Because it isn’t reasonably possible. The cost of mowing our common areas approaches $1,000 per cut, and a season’s worth of mowing already approaches half of our annual income. If we were to have the grass mowed more frequently we could easily spend more money than we actually take in during a year.

It’s important for residents to remember that the duty of the Board of Directors to do its best to meet ALL of the legal, moral, & practical obligations of the community. This means “balancing” all concerns against each other, and making a point to spread our resources so that we accomplish ALL of them, at least to the minimum necessary level. Given our modest level of annual dues, it isn’t reasonable for anyone to expect much more.

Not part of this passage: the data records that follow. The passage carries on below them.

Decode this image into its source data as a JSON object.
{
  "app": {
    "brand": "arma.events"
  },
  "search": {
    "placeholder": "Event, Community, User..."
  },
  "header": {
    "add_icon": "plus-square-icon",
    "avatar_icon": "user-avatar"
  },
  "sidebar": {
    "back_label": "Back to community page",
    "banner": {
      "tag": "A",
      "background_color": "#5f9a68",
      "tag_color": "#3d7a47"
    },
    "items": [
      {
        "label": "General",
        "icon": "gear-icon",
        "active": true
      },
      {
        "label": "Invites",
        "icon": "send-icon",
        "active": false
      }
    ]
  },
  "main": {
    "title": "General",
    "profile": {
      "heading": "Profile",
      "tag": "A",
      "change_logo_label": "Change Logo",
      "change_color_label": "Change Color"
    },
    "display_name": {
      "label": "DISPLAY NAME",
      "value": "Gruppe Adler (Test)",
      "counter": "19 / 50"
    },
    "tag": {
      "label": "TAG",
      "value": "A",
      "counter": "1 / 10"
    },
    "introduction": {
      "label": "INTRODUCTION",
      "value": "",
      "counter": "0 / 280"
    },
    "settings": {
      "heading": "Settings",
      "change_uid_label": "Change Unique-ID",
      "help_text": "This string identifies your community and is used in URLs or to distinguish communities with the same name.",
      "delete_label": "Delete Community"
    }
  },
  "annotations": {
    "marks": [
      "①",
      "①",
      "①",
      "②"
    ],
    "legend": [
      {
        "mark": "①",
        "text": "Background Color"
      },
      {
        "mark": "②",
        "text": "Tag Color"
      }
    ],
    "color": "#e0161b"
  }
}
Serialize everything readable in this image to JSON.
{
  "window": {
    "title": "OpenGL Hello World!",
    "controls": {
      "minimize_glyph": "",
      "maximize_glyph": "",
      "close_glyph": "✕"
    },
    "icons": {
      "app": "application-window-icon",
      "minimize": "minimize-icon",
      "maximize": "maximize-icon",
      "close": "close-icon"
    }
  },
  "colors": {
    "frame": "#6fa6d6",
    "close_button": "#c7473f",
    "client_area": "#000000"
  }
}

As it is, the Board has managed to arrange its budget so that we are able to have our common areas mowed, generally, once every two weeks. This may not keep the grass as short as some might keep their personal yards, but it does tend to be better than how well local governments maintain public parks, and that is probably as good as we can reasonably expect.

In managing our limited resources we do not begin mowing as early in the year as some residents do with their own yards, or continue mowing as late into the Fall as some might, but do make a point to ensure mowing occurs during approximately the same timeframe as public properties (parks, etc) are mowed.

It is also important to keep in mind that human scheduling is never perfect. Our mowing contractors are (by the nature of their businesses) “independent” to a degree and must manage their own lives & businesses, as well as taking care of our grounds. Accordingly, there will be times when they have scheduling challenges, which may cause our mowing schedule to fluctuate to a minor degree, and of course, weather (such as rain) and other out of control events can also impact the possible mowing schedule, as does the preference by many members to avoid mowing during evenings, weekends, or holidays.

In short, minor thoughtful reflection is usually enough to make it possible to see that, all tings considered, the existing schedule is optimized to be about the best it could be, and in fact, community-wide mowing normally occurs with consistently reliable regularity.

Residents who lived within the development before the membership assumed responsibility for the Association can attest that conditions were much worse before that point in time.